I knew what was coming: the old, old story of organisations closing ranks to protect members no matter how undeserving. Grant interpreted my silence correctly. ‘Look, Cliff,’ he said angrily. ‘It’s not just that. I remember one of your rules, what was it? Never knowingly work for I completed the phrase for myself- politicians and unions. Again, Grant knew what I was thinking.

‘Precisely,’ he said. ‘Keep out of it, Cliff.’

For the rest of the afternoon I divided my time between looking through Mountain’s manuscript, re-reading some letters Helen had sent me and staring at the sleeping cat. Phrases from Mountain’s writing began to etch themselves on my mind: Most people only get half-fucked, half-drunk and half-drugged. It’s hard work going all the way.

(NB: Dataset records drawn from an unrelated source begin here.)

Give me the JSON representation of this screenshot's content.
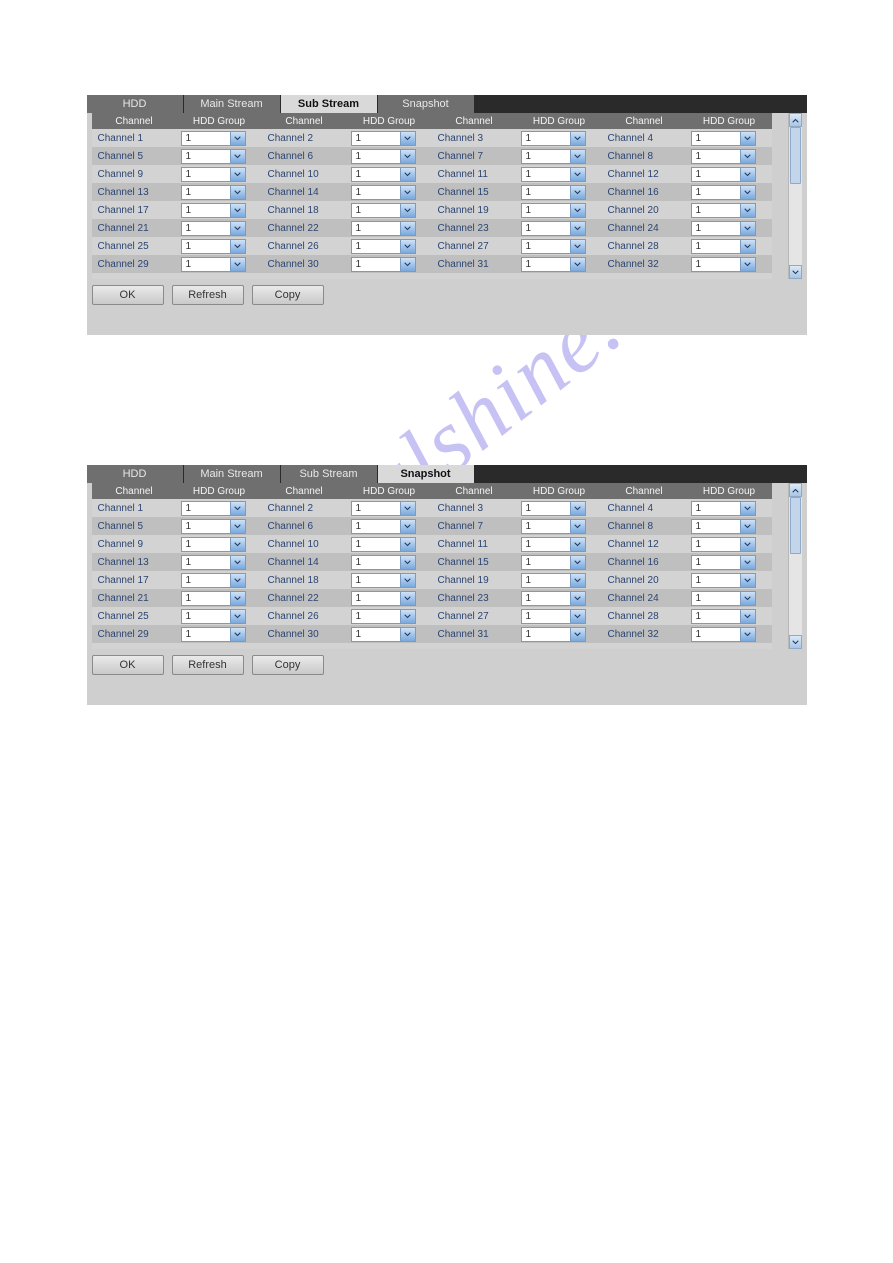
{
  "watermark": "manualshine.com",
  "panels": [
    {
      "active_tab": "sub",
      "tabs": {
        "hdd": "HDD",
        "main": "Main Stream",
        "sub": "Sub Stream",
        "snap": "Snapshot"
      },
      "headers": {
        "channel": "Channel",
        "hdd_group": "HDD Group"
      },
      "buttons": {
        "ok": "OK",
        "refresh": "Refresh",
        "copy": "Copy"
      },
      "rows": [
        [
          {
            "label": "Channel 1",
            "val": "1"
          },
          {
            "label": "Channel 2",
            "val": "1"
          },
          {
            "label": "Channel 3",
            "val": "1"
          },
          {
            "label": "Channel 4",
            "val": "1"
          }
        ],
        [
          {
            "label": "Channel 5",
            "val": "1"
          },
          {
            "label": "Channel 6",
            "val": "1"
          },
          {
            "label": "Channel 7",
            "val": "1"
          },
          {
            "label": "Channel 8",
            "val": "1"
          }
        ],
        [
          {
            "label": "Channel 9",
            "val": "1"
          },
          {
            "label": "Channel 10",
            "val": "1"
          },
          {
            "label": "Channel 11",
            "val": "1"
          },
          {
            "label": "Channel 12",
            "val": "1"
          }
        ],
        [
          {
            "label": "Channel 13",
            "val": "1"
          },
          {
            "label": "Channel 14",
            "val": "1"
          },
          {
            "label": "Channel 15",
            "val": "1"
          },
          {
            "label": "Channel 16",
            "val": "1"
          }
        ],
        [
          {
            "label": "Channel 17",
            "val": "1"
          },
          {
            "label": "Channel 18",
            "val": "1"
          },
          {
            "label": "Channel 19",
            "val": "1"
          },
          {
            "label": "Channel 20",
            "val": "1"
          }
        ],
        [
          {
            "label": "Channel 21",
            "val": "1"
          },
          {
            "label": "Channel 22",
            "val": "1"
          },
          {
            "label": "Channel 23",
            "val": "1"
          },
          {
            "label": "Channel 24",
            "val": "1"
          }
        ],
        [
          {
            "label": "Channel 25",
            "val": "1"
          },
          {
            "label": "Channel 26",
            "val": "1"
          },
          {
            "label": "Channel 27",
            "val": "1"
          },
          {
            "label": "Channel 28",
            "val": "1"
          }
        ],
        [
          {
            "label": "Channel 29",
            "val": "1"
          },
          {
            "label": "Channel 30",
            "val": "1"
          },
          {
            "label": "Channel 31",
            "val": "1"
          },
          {
            "label": "Channel 32",
            "val": "1"
          }
        ]
      ]
    },
    {
      "active_tab": "snap",
      "tabs": {
        "hdd": "HDD",
        "main": "Main Stream",
        "sub": "Sub Stream",
        "snap": "Snapshot"
      },
      "headers": {
        "channel": "Channel",
        "hdd_group": "HDD Group"
      },
      "buttons": {
        "ok": "OK",
        "refresh": "Refresh",
        "copy": "Copy"
      },
      "rows": [
        [
          {
            "label": "Channel 1",
            "val": "1"
          },
          {
            "label": "Channel 2",
            "val": "1"
          },
          {
            "label": "Channel 3",
            "val": "1"
          },
          {
            "label": "Channel 4",
            "val": "1"
          }
        ],
        [
          {
            "label": "Channel 5",
            "val": "1"
          },
          {
            "label": "Channel 6",
            "val": "1"
          },
          {
            "label": "Channel 7",
            "val": "1"
          },
          {
            "label": "Channel 8",
            "val": "1"
          }
        ],
        [
          {
            "label": "Channel 9",
            "val": "1"
          },
          {
            "label": "Channel 10",
            "val": "1"
          },
          {
            "label": "Channel 11",
            "val": "1"
          },
          {
            "label": "Channel 12",
            "val": "1"
          }
        ],
        [
          {
            "label": "Channel 13",
            "val": "1"
          },
          {
            "label": "Channel 14",
            "val": "1"
          },
          {
            "label": "Channel 15",
            "val": "1"
          },
          {
            "label": "Channel 16",
            "val": "1"
          }
        ],
        [
          {
            "label": "Channel 17",
            "val": "1"
          },
          {
            "label": "Channel 18",
            "val": "1"
          },
          {
            "label": "Channel 19",
            "val": "1"
          },
          {
            "label": "Channel 20",
            "val": "1"
          }
        ],
        [
          {
            "label": "Channel 21",
            "val": "1"
          },
          {
            "label": "Channel 22",
            "val": "1"
          },
          {
            "label": "Channel 23",
            "val": "1"
          },
          {
            "label": "Channel 24",
            "val": "1"
          }
        ],
        [
          {
            "label": "Channel 25",
            "val": "1"
          },
          {
            "label": "Channel 26",
            "val": "1"
          },
          {
            "label": "Channel 27",
            "val": "1"
          },
          {
            "label": "Channel 28",
            "val": "1"
          }
        ],
        [
          {
            "label": "Channel 29",
            "val": "1"
          },
          {
            "label": "Channel 30",
            "val": "1"
          },
          {
            "label": "Channel 31",
            "val": "1"
          },
          {
            "label": "Channel 32",
            "val": "1"
          }
        ]
      ]
    }
  ]
}
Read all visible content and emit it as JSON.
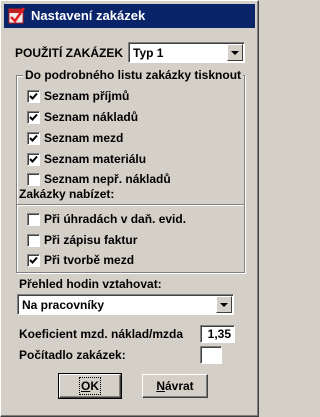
{
  "window": {
    "title": "Nastavení zakázek",
    "app_icon": "red-checkbox-app-icon"
  },
  "usage": {
    "label": "POUŽITÍ ZAKÁZEK",
    "selected": "Typ 1"
  },
  "print_group": {
    "caption": "Do podrobného listu zakázky tisknout",
    "items": [
      {
        "label": "Seznam příjmů",
        "checked": true
      },
      {
        "label": "Seznam nákladů",
        "checked": true
      },
      {
        "label": "Seznam mezd",
        "checked": true
      },
      {
        "label": "Seznam materiálu",
        "checked": true
      },
      {
        "label": "Seznam nepř. nákladů",
        "checked": false
      }
    ]
  },
  "offer_group": {
    "caption": "Zakázky nabízet:",
    "items": [
      {
        "label": "Při úhradách v daň. evid.",
        "checked": false
      },
      {
        "label": "Při zápisu faktur",
        "checked": false
      },
      {
        "label": "Při tvorbě mezd",
        "checked": true
      }
    ]
  },
  "hours": {
    "label": "Přehled hodin vztahovat:",
    "selected": "Na pracovníky"
  },
  "coefficient": {
    "label": "Koeficient mzd. náklad/mzda",
    "value": "1,35"
  },
  "counter": {
    "label": "Počítadlo zakázek:",
    "value": ""
  },
  "buttons": {
    "ok_label": "OK",
    "ok_mnemonic": "O",
    "ok_rest": "K",
    "back_label": "Návrat",
    "back_mnemonic": "N",
    "back_rest": "ávrat"
  },
  "colors": {
    "titlebar": "#0a246a",
    "window_bg": "#d4d0c8",
    "field_bg": "#ffffff"
  }
}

It struck me that perhaps Lambert was wrong- Mountain’s synopsis had energy and violence and sex, but, as I read and re-read, I detected a lack of humour. Death, drugs and sex can be as funny as anything else, properly handled, and I thought I could recall a few good laughs in The Godfather. It would be the final irony if Bill Mountain’s possibly posthumous book was a flop.

I tried to imagine myself in his place. It wasn’t easy. Somewhere, he was sitting writing the thing, stone cold sober or drugged to the hairline. He had plans, maybe a major, double-edged strategy with fall-back positions. He’d covered a lot of ground in a very short time, and there was something single-minded and purposeful in his actions. He’d left clues and was aware of being pursued. In the book, Morgan Shaw saw his pursuers as the car thieves and drug dealers whom he’d offended by moving in on their areas of operation. He harried the one and eluded the other; shut himself up and worked on his film script. No jokes. I shut up the folder and shoved it under a telephone directory. That dislodged an ashtray which spilled Erica’s butts and ash on the floor. The tobacco and ash smelled stale and old-that wasn’t funny either. Another Shaw/Mountain gem came back to me: I was ready to kill myself, and I felt so good about taking this control over my own life that I was only sorry that I hadn’t had anything to do with being born.